Moving from Portugal over the course of the 20th century to Italy close to the end of World War I, we have Not All Bastards Are From Vienna, a debut novel by Andrea Molesini, which has won the prestigious Campiello Prize in its native Italy. The book tells the story of the invasion of Italy by Austrian troops in 1917, and uses the occupation of one particular villa by Austrian soldiers to examine the depths of horror and inhumanity, as well as the heights of courage, patriotism and loyalty, engendered by the war. The villa is occupied by Paolo, an orphan who lives with his grandparents, his eccentric aunt and the staff, and it is through his eyes that we see both the actions of the occupying soldiers and the resistance fighters who use the area as a base. When Paolo himself gets involved with a dangerous covert operation, he risks his life and the lives of his beloved family, and comes face to face with the worst and the best of what the war brings out in people.
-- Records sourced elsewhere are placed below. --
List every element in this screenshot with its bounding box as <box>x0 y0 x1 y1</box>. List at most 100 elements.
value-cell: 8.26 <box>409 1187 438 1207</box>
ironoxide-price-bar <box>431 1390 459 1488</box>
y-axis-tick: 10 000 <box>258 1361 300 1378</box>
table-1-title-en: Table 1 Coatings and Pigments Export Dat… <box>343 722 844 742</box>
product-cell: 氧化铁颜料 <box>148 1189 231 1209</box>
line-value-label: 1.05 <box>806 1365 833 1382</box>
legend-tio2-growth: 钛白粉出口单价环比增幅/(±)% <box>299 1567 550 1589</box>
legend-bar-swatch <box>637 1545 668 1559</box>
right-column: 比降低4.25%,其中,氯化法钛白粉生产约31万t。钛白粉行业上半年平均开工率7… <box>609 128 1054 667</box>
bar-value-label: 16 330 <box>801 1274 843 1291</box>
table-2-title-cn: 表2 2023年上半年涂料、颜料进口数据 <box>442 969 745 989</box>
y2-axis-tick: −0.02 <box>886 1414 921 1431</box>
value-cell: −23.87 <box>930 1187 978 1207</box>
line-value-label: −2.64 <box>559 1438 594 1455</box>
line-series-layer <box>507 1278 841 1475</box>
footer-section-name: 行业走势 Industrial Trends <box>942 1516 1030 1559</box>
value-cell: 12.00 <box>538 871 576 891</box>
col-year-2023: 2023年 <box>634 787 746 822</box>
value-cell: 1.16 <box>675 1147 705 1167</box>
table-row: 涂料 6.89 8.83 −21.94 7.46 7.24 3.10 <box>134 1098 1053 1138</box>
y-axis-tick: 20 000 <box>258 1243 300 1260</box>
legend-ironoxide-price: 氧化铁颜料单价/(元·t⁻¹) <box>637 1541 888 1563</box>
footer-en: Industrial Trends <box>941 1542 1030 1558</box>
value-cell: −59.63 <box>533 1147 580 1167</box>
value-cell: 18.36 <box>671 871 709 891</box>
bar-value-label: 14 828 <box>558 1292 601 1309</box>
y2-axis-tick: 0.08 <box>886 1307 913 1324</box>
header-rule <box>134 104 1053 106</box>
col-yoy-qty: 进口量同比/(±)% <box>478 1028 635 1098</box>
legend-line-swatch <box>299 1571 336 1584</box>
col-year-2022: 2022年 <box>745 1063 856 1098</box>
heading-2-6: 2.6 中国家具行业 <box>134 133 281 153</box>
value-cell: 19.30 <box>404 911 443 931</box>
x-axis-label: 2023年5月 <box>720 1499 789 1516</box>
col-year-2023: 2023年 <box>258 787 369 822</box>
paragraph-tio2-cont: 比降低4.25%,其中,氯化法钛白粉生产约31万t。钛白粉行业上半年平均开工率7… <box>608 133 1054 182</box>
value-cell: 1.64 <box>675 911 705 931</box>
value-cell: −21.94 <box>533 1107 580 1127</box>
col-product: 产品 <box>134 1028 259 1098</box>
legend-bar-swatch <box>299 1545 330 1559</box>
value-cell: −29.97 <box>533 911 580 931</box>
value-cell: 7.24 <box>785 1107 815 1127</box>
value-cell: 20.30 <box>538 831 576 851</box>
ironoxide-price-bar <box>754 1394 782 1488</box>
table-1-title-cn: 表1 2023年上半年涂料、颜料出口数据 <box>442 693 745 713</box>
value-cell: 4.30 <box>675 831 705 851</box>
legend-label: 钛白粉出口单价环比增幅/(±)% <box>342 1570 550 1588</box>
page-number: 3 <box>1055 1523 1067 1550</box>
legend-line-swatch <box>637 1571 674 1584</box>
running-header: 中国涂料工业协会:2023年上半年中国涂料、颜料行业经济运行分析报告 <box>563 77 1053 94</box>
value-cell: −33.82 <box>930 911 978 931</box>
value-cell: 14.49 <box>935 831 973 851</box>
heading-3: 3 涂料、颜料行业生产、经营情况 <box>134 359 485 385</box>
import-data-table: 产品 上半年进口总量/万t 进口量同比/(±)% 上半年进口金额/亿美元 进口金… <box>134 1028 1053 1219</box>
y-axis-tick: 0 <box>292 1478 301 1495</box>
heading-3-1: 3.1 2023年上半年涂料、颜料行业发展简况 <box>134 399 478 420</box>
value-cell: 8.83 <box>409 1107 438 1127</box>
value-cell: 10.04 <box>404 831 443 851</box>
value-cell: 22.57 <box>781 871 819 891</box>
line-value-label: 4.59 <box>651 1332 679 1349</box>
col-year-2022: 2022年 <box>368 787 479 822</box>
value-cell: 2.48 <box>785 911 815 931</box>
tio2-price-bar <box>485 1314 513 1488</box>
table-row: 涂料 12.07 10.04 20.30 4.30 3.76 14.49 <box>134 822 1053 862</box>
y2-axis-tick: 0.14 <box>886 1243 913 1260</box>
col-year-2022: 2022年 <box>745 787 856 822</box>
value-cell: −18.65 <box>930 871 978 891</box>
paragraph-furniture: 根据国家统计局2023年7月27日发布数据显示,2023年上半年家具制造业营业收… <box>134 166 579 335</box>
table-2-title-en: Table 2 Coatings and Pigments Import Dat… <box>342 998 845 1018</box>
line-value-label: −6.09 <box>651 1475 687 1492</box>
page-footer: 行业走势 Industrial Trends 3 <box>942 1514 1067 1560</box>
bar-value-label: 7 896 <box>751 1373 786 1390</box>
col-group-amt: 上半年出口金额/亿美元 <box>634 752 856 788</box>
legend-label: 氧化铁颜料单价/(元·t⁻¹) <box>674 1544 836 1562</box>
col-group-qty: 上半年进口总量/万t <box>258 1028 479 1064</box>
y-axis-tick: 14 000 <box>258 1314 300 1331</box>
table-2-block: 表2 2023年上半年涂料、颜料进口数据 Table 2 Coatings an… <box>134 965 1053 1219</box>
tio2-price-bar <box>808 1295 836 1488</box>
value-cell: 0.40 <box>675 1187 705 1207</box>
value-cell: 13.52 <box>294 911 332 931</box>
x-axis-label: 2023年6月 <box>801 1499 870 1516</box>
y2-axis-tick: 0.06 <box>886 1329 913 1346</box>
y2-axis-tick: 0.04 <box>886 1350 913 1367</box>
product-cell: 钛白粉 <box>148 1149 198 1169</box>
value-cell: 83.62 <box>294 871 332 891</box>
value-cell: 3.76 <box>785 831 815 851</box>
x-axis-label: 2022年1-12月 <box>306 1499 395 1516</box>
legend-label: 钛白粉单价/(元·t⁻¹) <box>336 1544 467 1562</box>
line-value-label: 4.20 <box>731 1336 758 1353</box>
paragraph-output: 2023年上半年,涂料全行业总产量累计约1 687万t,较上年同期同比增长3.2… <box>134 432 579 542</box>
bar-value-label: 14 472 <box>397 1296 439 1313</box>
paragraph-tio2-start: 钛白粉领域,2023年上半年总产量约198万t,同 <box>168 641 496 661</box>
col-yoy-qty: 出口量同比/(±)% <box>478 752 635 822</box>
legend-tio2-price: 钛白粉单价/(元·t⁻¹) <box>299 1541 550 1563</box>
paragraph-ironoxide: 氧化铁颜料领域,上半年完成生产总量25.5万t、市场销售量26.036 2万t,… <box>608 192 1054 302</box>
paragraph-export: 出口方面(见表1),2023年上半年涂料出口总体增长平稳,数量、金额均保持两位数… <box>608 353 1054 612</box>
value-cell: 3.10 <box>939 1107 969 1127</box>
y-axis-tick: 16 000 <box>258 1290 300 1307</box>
If you’re the sort of person who hears the name The Queen of the Night and immediately thinks of Mozart’s The Magic Flute, then you’re going to love the historical novel, The Queen of the Night, by Alexander Chee. And even if you don’t know much about opera or about 18th century European high culture, you’re still going to be caught up in The Queen of the Night, a book about Liliet Berne, a famous soprano in the Paris Opera, a famous woman with nothing else to wish for except an operatic role written for her, to make her immortal. Then a new opera is offered to her, with a part that sopranos dream of. The only problem is that the story and the character cleave a little too closely to Liliet’s own life, especially the parts she’s been working hard to keep secret for years. Now she has to find out who could possibly have told the mysterious author of the libretto her secrets, and as she looks through her past, we are taken on a trip from the American frontier through the dizzying heights of France’s Second Empire, watching as Liliet goes from orphan to hippodrome rider to courtesan, to maid to the empress, to diva of the Paris Opera.